La galerie d’art contemporain abritée par la Place des Arts. Crédit image : Simon Lefranc

Le patrimoine scolaire est aussi mis en valeur dans le design intérieur de la Place des Arts avec des carreaux de plafond de l’École Saint-Louis-de-Gonzague (première école francophone élémentaire de Sudbury, ouverte en plein Règlement 17 et édifice patrimonial désigné en vertu de la Loi sur le patrimoine de l’Ontario depuis 2020); un magnifique vitrail du Collège du Sacré-Cœur (1913-1967); des projecteurs de l’auditorium Sheridan du Sudbury High School (1951) et des casiers de l’École secondaire Macdonald-Cartier (1969), première école secondaire publique de langue française à Sudbury et l’une des premières de la province.

Des poutres de pin blanc coupées à Sudbury au XIXe siècle puis exportées à Chicago après son incendie ravageur de 1871 reviennent au bercail alors que des planches produites à l’Île-aux-Chênes (dans le lac Nipissing), le mythique lieu de colonie de vacances estivales francophones pour jeunes de 1945 à 1981, y trouve une nouvelle maison dans la Place des Arts.

Afin d’orner un mur du bistro, des moules à pain ont été récupérés de l’ancienne boulangerie Canada Bread (bâtie en 1947) qui abrita le Théâtre du Nouvel-Ontario de 1982 à 1997 dans le quartier historiquement francophone et ouvrier du Moulin-à-Fleur.
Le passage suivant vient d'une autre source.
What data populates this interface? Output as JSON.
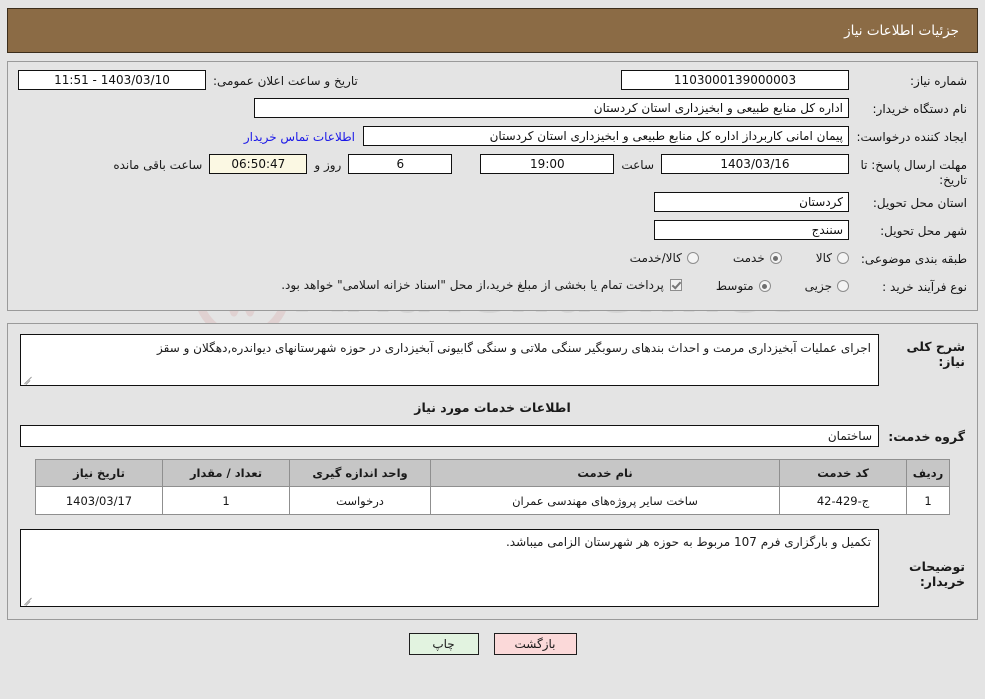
{
  "header": {
    "title": "جزئیات اطلاعات نیاز"
  },
  "form": {
    "need_number_label": "شماره نیاز:",
    "need_number_value": "1103000139000003",
    "announce_label": "تاریخ و ساعت اعلان عمومی:",
    "announce_value": "1403/03/10 - 11:51",
    "buyer_org_label": "نام دستگاه خریدار:",
    "buyer_org_value": "اداره کل منابع طبیعی و ابخیزداری استان کردستان",
    "creator_label": "ایجاد کننده درخواست:",
    "creator_value": "پیمان امانی کاربرداز اداره کل منابع طبیعی و ابخیزداری استان کردستان",
    "contact_link": "اطلاعات تماس خریدار",
    "deadline_label": "مهلت ارسال پاسخ: تا تاریخ:",
    "deadline_date": "1403/03/16",
    "hour_label": "ساعت",
    "hour_value": "19:00",
    "days_value": "6",
    "days_label": "روز و",
    "remaining_value": "06:50:47",
    "remaining_label": "ساعت باقی مانده",
    "province_label": "استان محل تحویل:",
    "province_value": "کردستان",
    "city_label": "شهر محل تحویل:",
    "city_value": "سنندج",
    "category_label": "طبقه بندی موضوعی:",
    "category_options": [
      {
        "label": "کالا",
        "selected": false
      },
      {
        "label": "خدمت",
        "selected": true
      },
      {
        "label": "کالا/خدمت",
        "selected": false
      }
    ],
    "process_label": "نوع فرآیند خرید :",
    "process_options": [
      {
        "label": "جزیی",
        "selected": false
      },
      {
        "label": "متوسط",
        "selected": true
      }
    ],
    "treasury_checked": true,
    "treasury_text": "پرداخت تمام یا بخشی از مبلغ خرید،از محل \"اسناد خزانه اسلامی\" خواهد بود."
  },
  "description": {
    "label": "شرح کلی نیاز:",
    "value": "اجرای عملیات آبخیزداری مرمت و احداث بندهای رسوبگیر سنگی ملاتی و سنگی گابیونی  آبخیزداری در حوزه شهرستانهای دیواندره,دهگلان و سقز"
  },
  "services": {
    "section_title": "اطلاعات خدمات مورد نیاز",
    "group_label": "گروه خدمت:",
    "group_value": "ساختمان",
    "columns": [
      "ردیف",
      "کد خدمت",
      "نام خدمت",
      "واحد اندازه گیری",
      "تعداد / مقدار",
      "تاریخ نیاز"
    ],
    "rows": [
      {
        "radif": "1",
        "code": "ج-429-42",
        "name": "ساخت سایر پروژه‌های مهندسی عمران",
        "unit": "درخواست",
        "qty": "1",
        "date": "1403/03/17"
      }
    ]
  },
  "notes": {
    "label": "توضیحات خریدار:",
    "value": "تکمیل و بارگزاری فرم 107 مربوط به حوزه هر شهرستان الزامی میباشد."
  },
  "footer": {
    "print_label": "چاپ",
    "back_label": "بازگشت"
  },
  "watermark": {
    "text": "AriaTender.net"
  },
  "colors": {
    "header_bg": "#8b6b45",
    "link": "#1b18e8",
    "print_btn": "#e2f3e0",
    "back_btn": "#fbd9d9",
    "table_header": "#c6c6c6"
  }
}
Bien que la Place des Arts soit flambant neuve, la mémoire franco-ontarienne y est sans cesse commémorée au propre comme au figuré à l’extérieur et à l’intérieur du premier centre artistique et culturel multidisciplinaire du nord de l’Ontario. De par son design et sa conception architecturale, l’édifice incarne véritablement en lui-même un hommage structurant à notre histoire collective, à la hauteur de la réputation de l’effervescence culturelle franco-ontarienne inédite dans les années 1970 dans la même région.

Les opinions exprimées dans cet article n’engagent que leurs auteur(e)s et ne sauraient refléter la position d’ONFR+ et du Groupe Média TFO.